In July, Alexandria Real Estate Equities purchased the Pointe at Torrey Pines for $97.5 million, or roughly $700 per square foot. The two-building campus had been owned and occupied by National University. It was the first office sale in Torrey Pines in four years. The submarket tends to have a more immobile tenant base since so many of the buildings are owner operated. The buyer is expected to demolish the building and redevelop the site into a life science campus after a short leaseback to National University. The buildings sit on more than 11 acres and were sold for land value. Because it sold for its land value and not the improvements, however, its sale price was removed from office volume totals that quarter.

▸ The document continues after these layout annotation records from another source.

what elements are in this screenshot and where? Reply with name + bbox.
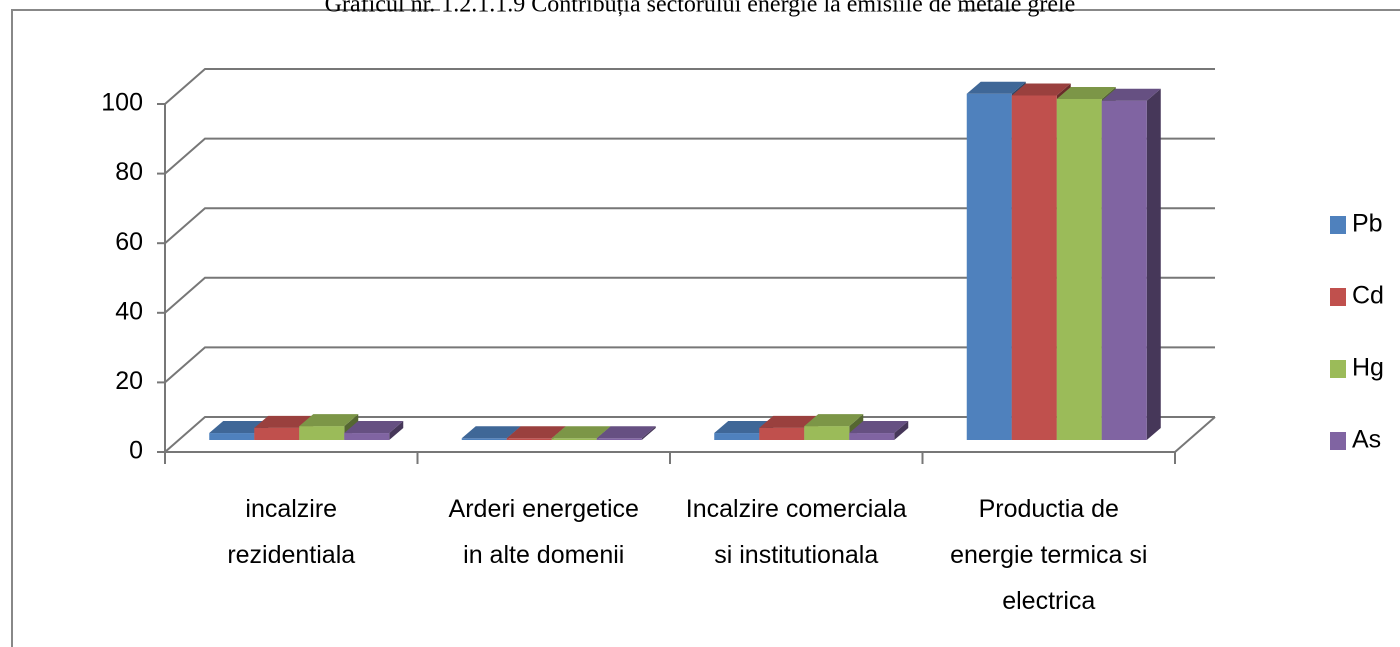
bar-side — [894, 421, 909, 440]
bar — [1056, 98, 1102, 441]
bar-top — [596, 426, 656, 439]
grid-line — [164, 416, 1215, 453]
y-tick-label: 0 — [129, 437, 143, 465]
bar-top — [551, 426, 611, 439]
bar — [344, 433, 390, 440]
bar-top — [714, 421, 774, 434]
legend-swatch — [1330, 432, 1346, 450]
legend-label: Cd — [1352, 282, 1384, 310]
x-tick-label: incalzire rezidentiala — [227, 495, 355, 569]
bar-top — [506, 426, 566, 439]
legend-swatch — [1330, 216, 1346, 234]
bar — [506, 438, 552, 440]
bar — [299, 426, 345, 440]
bar-top — [804, 414, 864, 427]
grid-line — [164, 207, 1215, 244]
bar-top — [966, 81, 1026, 94]
bar-top — [344, 421, 404, 434]
bar-top — [461, 426, 521, 439]
title-backdrop — [440, 0, 960, 16]
bar-side — [389, 421, 404, 440]
bar — [966, 93, 1012, 441]
x-tick-label: Incalzire comerciala si institutionala — [686, 495, 907, 569]
x-tick-label: Productia de energie termica si electrica — [950, 495, 1147, 615]
bar — [849, 433, 895, 440]
bar-side — [1146, 88, 1161, 440]
bar-top — [254, 415, 314, 428]
bar — [759, 427, 805, 440]
grid-line — [164, 137, 1215, 175]
bar — [804, 426, 850, 440]
legend-label: Hg — [1352, 354, 1384, 382]
grid-line — [164, 68, 1215, 105]
y-tick-label: 40 — [115, 297, 143, 325]
bar — [714, 433, 760, 440]
y-tick-label: 80 — [115, 158, 143, 186]
y-tick-label: 100 — [101, 89, 143, 117]
chart-border — [11, 9, 1400, 647]
bar-side — [641, 426, 656, 440]
y-tick-label: 20 — [115, 367, 143, 395]
bar — [461, 438, 507, 440]
bar-top — [1101, 88, 1161, 101]
y-tick-label: 60 — [115, 228, 143, 256]
legend-label: As — [1352, 426, 1381, 454]
bar-top — [1056, 86, 1116, 99]
legend-swatch — [1330, 288, 1346, 306]
bar-top — [299, 414, 359, 427]
bar-top — [759, 415, 819, 428]
bar — [596, 438, 642, 440]
legend-label: Pb — [1352, 210, 1383, 238]
bar-top — [209, 421, 269, 434]
bar — [551, 438, 597, 440]
bar-top — [849, 421, 909, 434]
bar-top — [1011, 83, 1071, 96]
grid-line — [164, 276, 1215, 314]
legend-swatch — [1330, 360, 1346, 378]
bar — [1011, 95, 1057, 440]
chart-title: Graficul nr. 1.2.1.1.9 Contribuția secto… — [325, 0, 1076, 18]
bar — [254, 427, 300, 440]
bar — [209, 433, 255, 440]
x-tick-label: Arderi energetice in alte domenii — [449, 495, 639, 569]
grid-line — [164, 346, 1215, 384]
bar — [1101, 100, 1147, 440]
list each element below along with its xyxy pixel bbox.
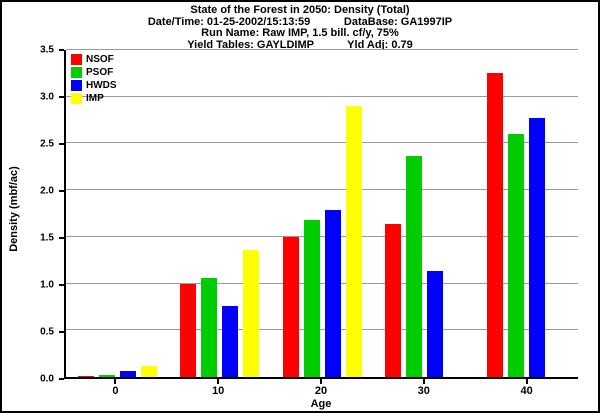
gridline xyxy=(66,189,578,191)
bar-group xyxy=(66,50,168,377)
bar-nsof-age-0 xyxy=(77,376,94,377)
gridline xyxy=(66,95,578,97)
bar-hwds-age-10 xyxy=(222,306,239,377)
y-tickmark xyxy=(59,284,64,286)
x-axis-title: Age xyxy=(310,398,332,410)
bar-nsof-age-10 xyxy=(180,283,197,377)
plot-area: NSOF PSOF HWDS IMP xyxy=(64,49,578,379)
y-tick-label: 3.0 xyxy=(40,91,54,103)
bar-group xyxy=(271,50,373,377)
bar-nsof-age-20 xyxy=(282,236,299,377)
x-tickmark xyxy=(422,379,425,384)
x-tickmark xyxy=(320,379,322,384)
legend-swatch-psof xyxy=(71,66,82,78)
bar-imp-age-20 xyxy=(345,106,362,377)
y-tickmark xyxy=(59,143,64,145)
legend-item: HWDS xyxy=(71,79,117,91)
y-tickmark xyxy=(59,96,64,98)
bar-psof-age-40 xyxy=(508,134,525,377)
x-tickmark xyxy=(114,379,117,384)
legend-swatch-hwds xyxy=(71,79,82,91)
bar-nsof-age-30 xyxy=(384,223,401,377)
y-tickmark xyxy=(59,49,64,51)
gridline xyxy=(66,235,578,237)
y-tickmark xyxy=(59,190,64,192)
chart-title: State of the Forest in 2050: Density (To… xyxy=(190,4,410,16)
y-tick-label: 1.5 xyxy=(40,232,54,244)
y-tickmark xyxy=(59,237,64,239)
x-tick-label: 30 xyxy=(417,385,430,397)
bar-hwds-age-20 xyxy=(324,209,341,377)
bar-nsof-age-40 xyxy=(487,73,504,377)
x-axis-labels: 0 10 20 30 40 xyxy=(64,385,578,398)
y-tickmark xyxy=(59,331,64,333)
bar-group xyxy=(168,50,270,377)
x-tick-label: 40 xyxy=(520,385,533,397)
legend-label: NSOF xyxy=(86,53,114,65)
gridline xyxy=(66,329,578,331)
gridline xyxy=(66,282,578,284)
bar-groups xyxy=(66,50,578,377)
bar-hwds-age-30 xyxy=(426,271,443,377)
legend-swatch-imp xyxy=(71,92,82,104)
y-tick-label: 0.5 xyxy=(40,326,54,338)
gridline xyxy=(66,49,578,50)
legend-label: PSOF xyxy=(86,66,114,78)
chart-subtitle-yieldtables: Yield Tables: GAYLDIMP Yld Adj: 0.79 xyxy=(187,38,413,51)
legend-label: HWDS xyxy=(86,79,117,91)
legend-item: IMP xyxy=(71,92,117,104)
bar-psof-age-30 xyxy=(405,155,422,377)
legend: NSOF PSOF HWDS IMP xyxy=(71,53,117,105)
bar-group xyxy=(373,50,475,377)
chart-subtitle-datetime-database: Date/Time: 01-25-2002/15:13:59 DataBase:… xyxy=(147,15,453,28)
y-tickmark xyxy=(59,378,64,380)
x-tickmark xyxy=(525,379,528,384)
y-axis-labels: 0.0 0.5 1.0 1.5 2.0 2.5 3.0 3.5 xyxy=(2,45,64,385)
bar-hwds-age-0 xyxy=(119,371,136,377)
x-tick-label: 0 xyxy=(112,385,119,397)
bar-psof-age-20 xyxy=(303,220,320,377)
bar-psof-age-10 xyxy=(201,277,218,377)
chart-subtitle-runname: Run Name: Raw IMP, 1.5 bill. cf/y, 75% xyxy=(201,27,399,39)
gridline xyxy=(66,142,578,144)
bar-psof-age-0 xyxy=(98,375,115,377)
x-tick-label: 10 xyxy=(212,385,225,397)
y-tick-label: 2.0 xyxy=(40,185,54,197)
y-tick-label: 0.0 xyxy=(40,373,54,385)
y-tick-label: 2.5 xyxy=(40,138,54,150)
legend-item: PSOF xyxy=(71,66,117,78)
chart-header: State of the Forest in 2050: Density (To… xyxy=(2,4,598,51)
legend-label: IMP xyxy=(86,92,104,104)
legend-item: NSOF xyxy=(71,53,117,65)
legend-swatch-nsof xyxy=(71,53,82,65)
bar-group xyxy=(476,50,578,377)
x-tickmark xyxy=(217,379,220,384)
bar-hwds-age-40 xyxy=(529,118,546,377)
x-axis-tickmarks xyxy=(64,379,578,384)
x-tick-label: 20 xyxy=(314,385,328,397)
y-tick-label: 3.5 xyxy=(40,44,54,56)
bar-imp-age-0 xyxy=(140,365,157,377)
y-tick-label: 1.0 xyxy=(40,279,54,291)
chart-area: Density (mbf/ac) 0.0 0.5 1.0 1.5 2.0 2.5 3.0 3.… xyxy=(2,45,598,411)
bar-imp-age-10 xyxy=(243,249,260,377)
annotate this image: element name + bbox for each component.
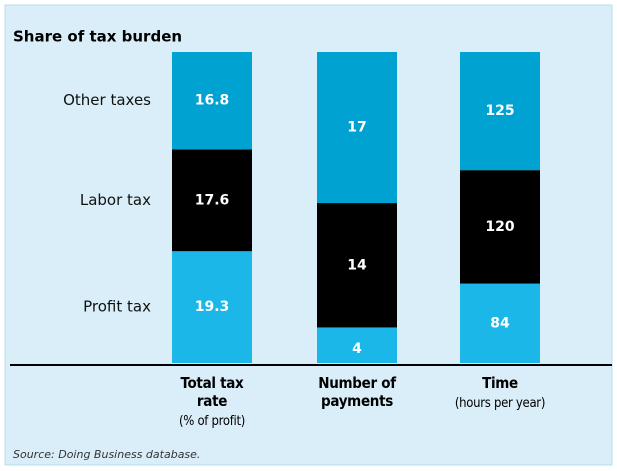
- category-name: Time: [482, 374, 518, 392]
- data-label: 4: [352, 341, 362, 357]
- legend-label: Other taxes: [63, 91, 151, 109]
- legend-label: Profit tax: [83, 298, 151, 316]
- data-label: 19.3: [195, 299, 230, 315]
- category-name: Number of payments: [318, 374, 396, 410]
- x-tick-label: Number of payments: [292, 374, 422, 410]
- bar-segment: [317, 327, 397, 363]
- bar-segment: [460, 52, 540, 171]
- bar-segment: [460, 283, 540, 363]
- x-tick-label: Total tax rate (% of profit): [147, 374, 277, 431]
- bar-segment: [172, 149, 252, 252]
- category-note: (% of profit): [178, 414, 246, 429]
- category-note: (hours per year): [454, 396, 546, 411]
- bar-segment: [172, 52, 252, 150]
- bar-segment: [172, 251, 252, 363]
- x-tick-label: Time (hours per year): [435, 374, 565, 413]
- legend-label: Labor tax: [80, 191, 151, 209]
- data-label: 125: [485, 103, 514, 119]
- data-label: 120: [485, 219, 514, 235]
- data-label: 14: [347, 257, 367, 273]
- chart-title: Share of tax burden: [13, 28, 182, 46]
- data-label: 17.6: [195, 192, 230, 208]
- source: Source: Doing Business database.: [13, 448, 200, 461]
- category-name: Total tax rate: [180, 374, 244, 410]
- bar-segment: [317, 203, 397, 328]
- data-label: 84: [490, 315, 510, 331]
- bar-segment: [460, 170, 540, 284]
- bar-segment: [317, 52, 397, 204]
- data-label: 17: [347, 120, 366, 136]
- data-label: 16.8: [195, 93, 230, 109]
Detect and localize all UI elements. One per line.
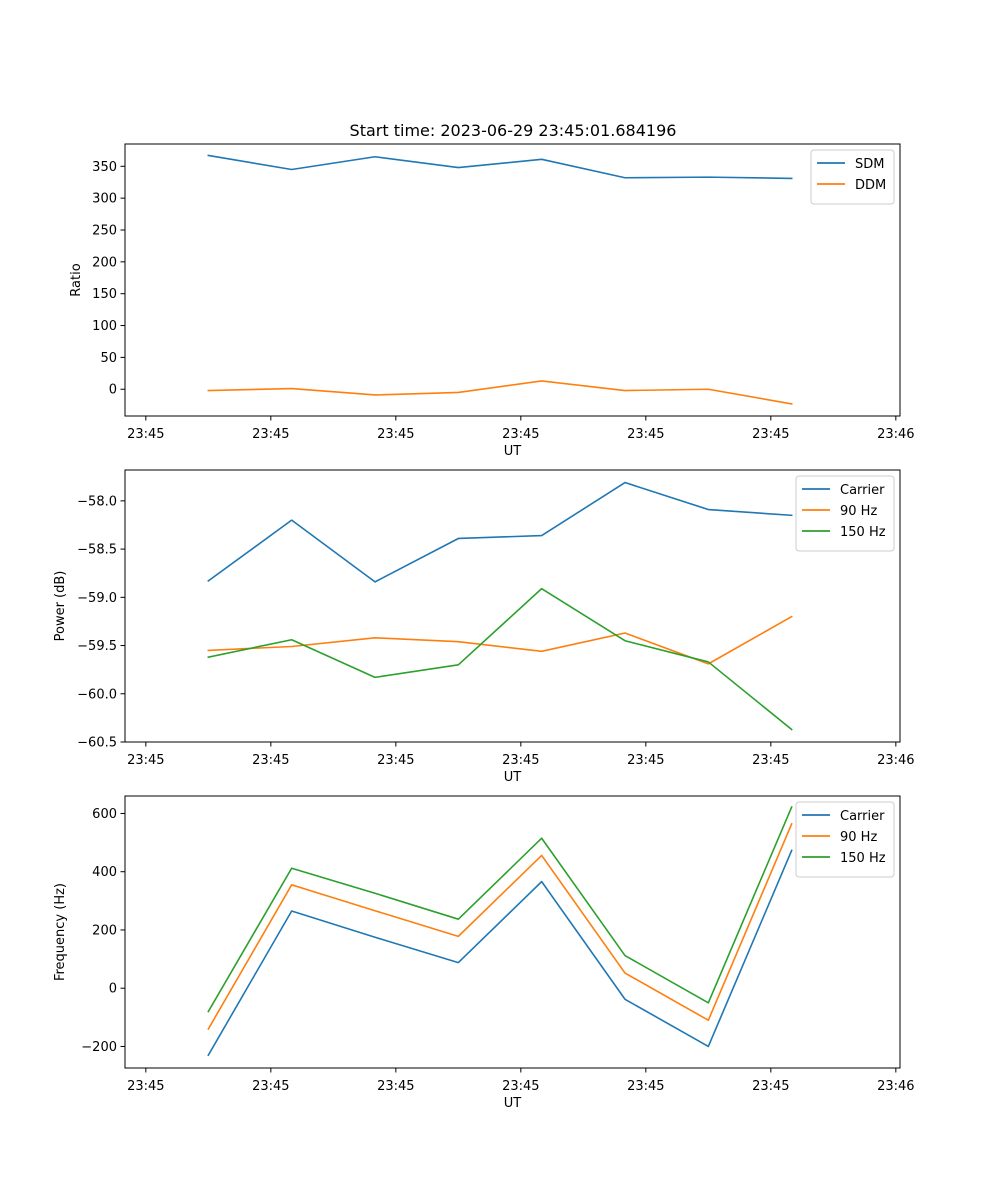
y-axis-label: Ratio <box>69 263 84 296</box>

Sorrento Mesa has accounted for one-third of office investment volume since the second quarter, with a haul north of $150 million across 10 sales so far. The largest of those was for The Foundry in October. The two office buildings total nearly 300,000 square feet and sit on almost 13 acres. Longfellow Real Estate Partners from Boston purchased the property from Shorenstein Properties for $130 million, or more than $460 per square foot. Longfellow targeted the buildings with the intention of converting them into lab space with work finishing up by the end of next year.


That was the third purchase by Longfellow Real Estate Partners in San Diego in 2020 and brings its local holdings to roughly 1 million square feet. Longfellow made its first investment in San Diego in 2018, with the goal of acquiring upwards of 2 million square feet of lab space in the region.